With the proliferation of streaming data from sources such as sensors in the Internet of Things (IoT), situational aware applications become possible. Such applications react to situations in the surrounding world that are signaled by complex event patterns that occur in the sensor streams. In order to detect the patterns that correspond to the situations of interest, Complex Event Processing (CEP) is the paradigm of choice. In CEP, a distributed operator graph is spanned between the event sources and the applications. Each operator step-wise detects event patterns on subsequences, called windows, of its input stream and forwards output events that signal the detection to its successors. To cope with the ever-increasing workload at the operators, operator parallelization becomes necessary.
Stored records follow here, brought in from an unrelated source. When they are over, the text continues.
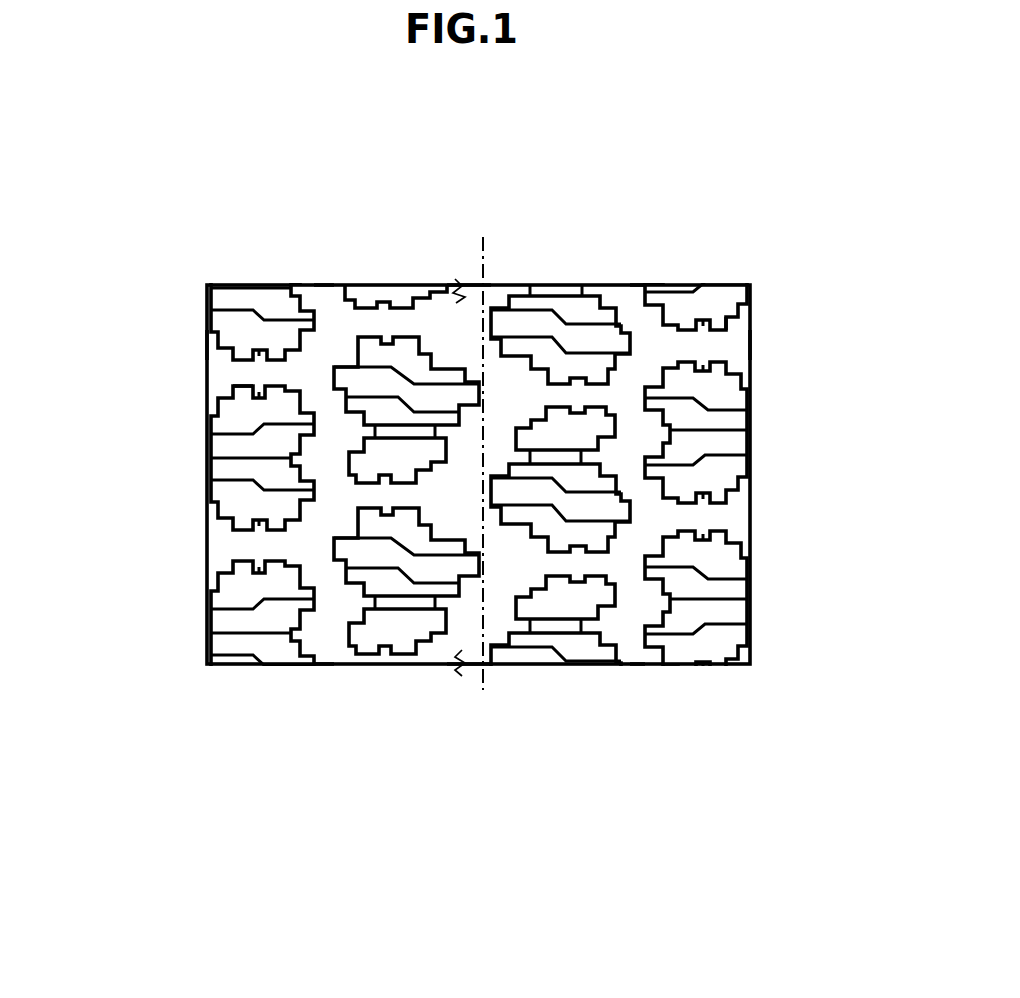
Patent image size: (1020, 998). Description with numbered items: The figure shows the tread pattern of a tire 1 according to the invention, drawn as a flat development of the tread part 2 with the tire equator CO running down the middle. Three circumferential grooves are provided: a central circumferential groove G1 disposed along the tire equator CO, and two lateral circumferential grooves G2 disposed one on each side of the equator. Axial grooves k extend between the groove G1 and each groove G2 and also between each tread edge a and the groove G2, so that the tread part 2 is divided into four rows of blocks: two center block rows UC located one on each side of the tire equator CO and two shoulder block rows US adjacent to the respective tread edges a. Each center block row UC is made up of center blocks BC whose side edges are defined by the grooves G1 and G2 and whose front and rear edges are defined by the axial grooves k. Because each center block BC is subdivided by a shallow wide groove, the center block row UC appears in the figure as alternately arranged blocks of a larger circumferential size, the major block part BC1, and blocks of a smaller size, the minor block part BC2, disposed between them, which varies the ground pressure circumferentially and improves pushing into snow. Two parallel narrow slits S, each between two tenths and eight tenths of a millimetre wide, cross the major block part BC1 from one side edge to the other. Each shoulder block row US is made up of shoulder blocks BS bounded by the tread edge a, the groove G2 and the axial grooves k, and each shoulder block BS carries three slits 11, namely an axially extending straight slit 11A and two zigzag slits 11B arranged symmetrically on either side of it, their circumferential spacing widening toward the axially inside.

The tire 1 is at (708, 210).
The tread part 2 is at (738, 253).
The tread edge a is at (207, 352).
The axial grooves k is at (251, 373).
The central circumferential groove G1 is at (457, 279).
The lateral circumferential grooves G2 is at (328, 312).
The tire equator CO is at (483, 237).
The shoulder blocks BS is at (731, 554).
The slits 11 is at (767, 592).
The straight slit 11A is at (736, 600).
The zigzag slits 11B is at (736, 578).
The shoulder block rows US is at (265, 668).
The center block rows UC is at (403, 668).
The narrow slit S is at (430, 590).
The major block part BC1 is at (385, 583).
The minor block part BC2 is at (378, 643).
The center blocks BC is at (397, 880).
To this end, data parallelization is a powerful paradigm, building on an architecture that consists of a splitter, operator instances and a merger, to scale up and scale out CEP operators. In doing so, the operators need to provide consistent output streams, i.e., not produce false-negatives or false-positives, keep a latency bound on pattern detection, elastically adapt their resource reservations to the workload, and be fault-tolerant against node and network failures. Related work has proposed data parallelization techniques that build on splitting the input event streams of an operator either in a key-based, a batch-based or a pane-based way. These approaches, however, only support a limited range of CEP operators.
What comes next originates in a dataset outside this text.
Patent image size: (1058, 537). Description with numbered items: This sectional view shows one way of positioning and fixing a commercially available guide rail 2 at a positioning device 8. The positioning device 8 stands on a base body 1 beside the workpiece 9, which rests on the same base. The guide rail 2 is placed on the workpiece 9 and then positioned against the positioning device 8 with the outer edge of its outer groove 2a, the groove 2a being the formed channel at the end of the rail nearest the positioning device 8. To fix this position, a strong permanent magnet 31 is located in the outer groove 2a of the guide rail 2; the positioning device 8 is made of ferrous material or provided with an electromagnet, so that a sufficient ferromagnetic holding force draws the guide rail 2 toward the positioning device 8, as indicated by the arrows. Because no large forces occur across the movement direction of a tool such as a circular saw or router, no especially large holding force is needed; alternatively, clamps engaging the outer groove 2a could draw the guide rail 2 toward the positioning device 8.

The goals of this thesis are (i) to support data parallelization for all window-based CEP operators, (ii) to develop adaptation methods such that CEP operators can keep a user-defined latency bound while minimizing costs for computing and networking resources, and (iii) to develop recovery methods that guarantee fault-tolerance at a low run-time overhead.
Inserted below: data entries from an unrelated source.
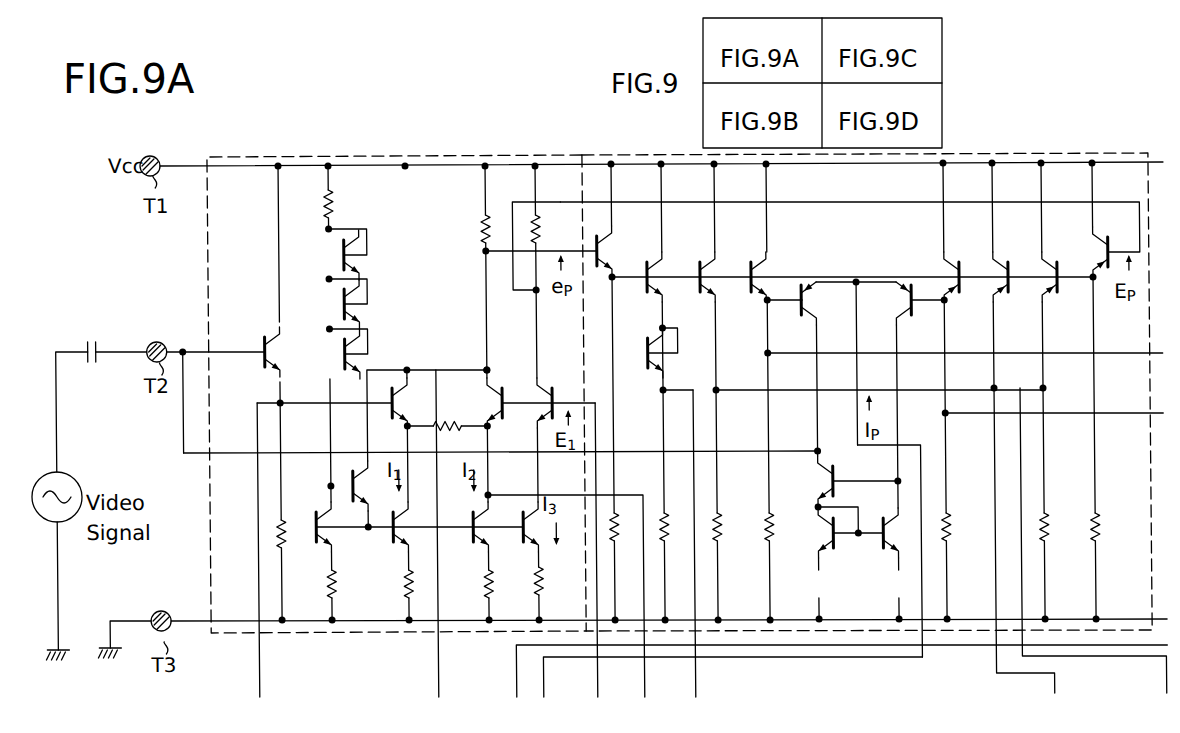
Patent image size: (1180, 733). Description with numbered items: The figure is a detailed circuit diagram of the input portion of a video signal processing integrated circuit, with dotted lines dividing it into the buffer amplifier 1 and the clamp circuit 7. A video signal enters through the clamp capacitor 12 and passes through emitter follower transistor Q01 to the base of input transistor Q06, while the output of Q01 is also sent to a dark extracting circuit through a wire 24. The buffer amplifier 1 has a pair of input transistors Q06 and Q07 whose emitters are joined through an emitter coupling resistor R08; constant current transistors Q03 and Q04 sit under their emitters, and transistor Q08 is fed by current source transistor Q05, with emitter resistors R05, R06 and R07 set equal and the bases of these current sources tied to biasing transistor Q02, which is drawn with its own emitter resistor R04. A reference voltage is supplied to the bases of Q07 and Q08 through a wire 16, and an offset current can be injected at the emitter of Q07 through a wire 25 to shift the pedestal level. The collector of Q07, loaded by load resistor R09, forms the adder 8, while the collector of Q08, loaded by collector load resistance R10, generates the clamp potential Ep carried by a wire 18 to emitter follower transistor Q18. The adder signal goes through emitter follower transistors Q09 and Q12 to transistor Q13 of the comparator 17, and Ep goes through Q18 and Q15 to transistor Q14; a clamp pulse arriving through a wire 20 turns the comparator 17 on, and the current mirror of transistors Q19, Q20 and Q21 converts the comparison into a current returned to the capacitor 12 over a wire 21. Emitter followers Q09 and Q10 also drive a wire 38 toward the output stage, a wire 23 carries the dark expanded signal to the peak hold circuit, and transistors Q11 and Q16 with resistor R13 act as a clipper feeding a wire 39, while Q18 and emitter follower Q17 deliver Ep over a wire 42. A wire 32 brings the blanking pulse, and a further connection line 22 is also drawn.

The buffer amplifier 1 is at (381, 157).
The clamp circuit 7 is at (986, 153).
The adder 8 is at (485, 369).
The clamp capacitor 12 is at (92, 338).
The wire 16 is at (593, 688).
The comparator 17 is at (855, 282).
The wire 18 is at (521, 292).
The wire 20 is at (774, 661).
The wire 21 is at (638, 453).
The connection line 22 is at (434, 677).
The wire 23 is at (840, 353).
The wire 24 is at (256, 675).
The wire 25 is at (640, 688).
The wire 32 is at (1090, 646).
The wire 38 is at (691, 687).
The wire 39 is at (992, 660).
The wire 42 is at (1044, 658).
The emitter follower transistor Q01 is at (263, 338).
The transistor Q02 is at (318, 515).
The constant current transistor Q03 is at (388, 515).
The constant current transistor Q04 is at (475, 545).
The current source transistor Q05 is at (525, 513).
The input transistor Q06 is at (399, 392).
The input transistor Q07 is at (501, 392).
The transistor Q08 is at (555, 395).
The emitter follower transistor Q09 is at (600, 246).
The emitter follower transistor Q10 is at (647, 269).
The transistor Q11 is at (699, 269).
The emitter follower transistor Q12 is at (750, 269).
The transistor Q13 is at (800, 290).
The transistor Q14 is at (910, 290).
The emitter follower transistor Q15 is at (958, 268).
The transistor Q16 is at (1007, 268).
The emitter follower transistor Q17 is at (1056, 268).
The emitter follower transistor Q18 is at (1107, 238).
The transistor Q19 is at (828, 481).
The transistor Q20 is at (829, 540).
The transistor Q21 is at (880, 550).
The resistor R04 is at (334, 585).
The emitter resistor R05 is at (405, 587).
The emitter resistor R06 is at (484, 598).
The emitter resistor R07 is at (533, 587).
The emitter coupling resistor R08 is at (455, 422).
The load resistor R09 is at (485, 225).
The collector load resistance R10 is at (536, 220).
The resistor R13 is at (718, 531).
To this end, the following contributions are made. First, we propose a window-based data parallelization method that is based on the externalization of the operator's window policy to a data parallelization framework. Second, basing on Queuing Theory, we propose a method to adapt the operator parallelization degree at run-time to the workload such that probabilistic bounds on the event buffering in the operator can be met. Third, we propose a batch scheduling algorithm that is able to assign subsequent overlapping windows to the same operator instance, so that communication overhead is minimized, while a latency bound in the operator instances is still kept. Forth, we propose a framework for parallel processing of inter-dependent windows that is based on the speculative processing of multiple versions of multiple windows in parallel. Fifth, we propose a lightweight rollback recovery method for CEP operator networks that exploits the externalization of the operator window policy to allow for the recovery of an arbitrary number of operators.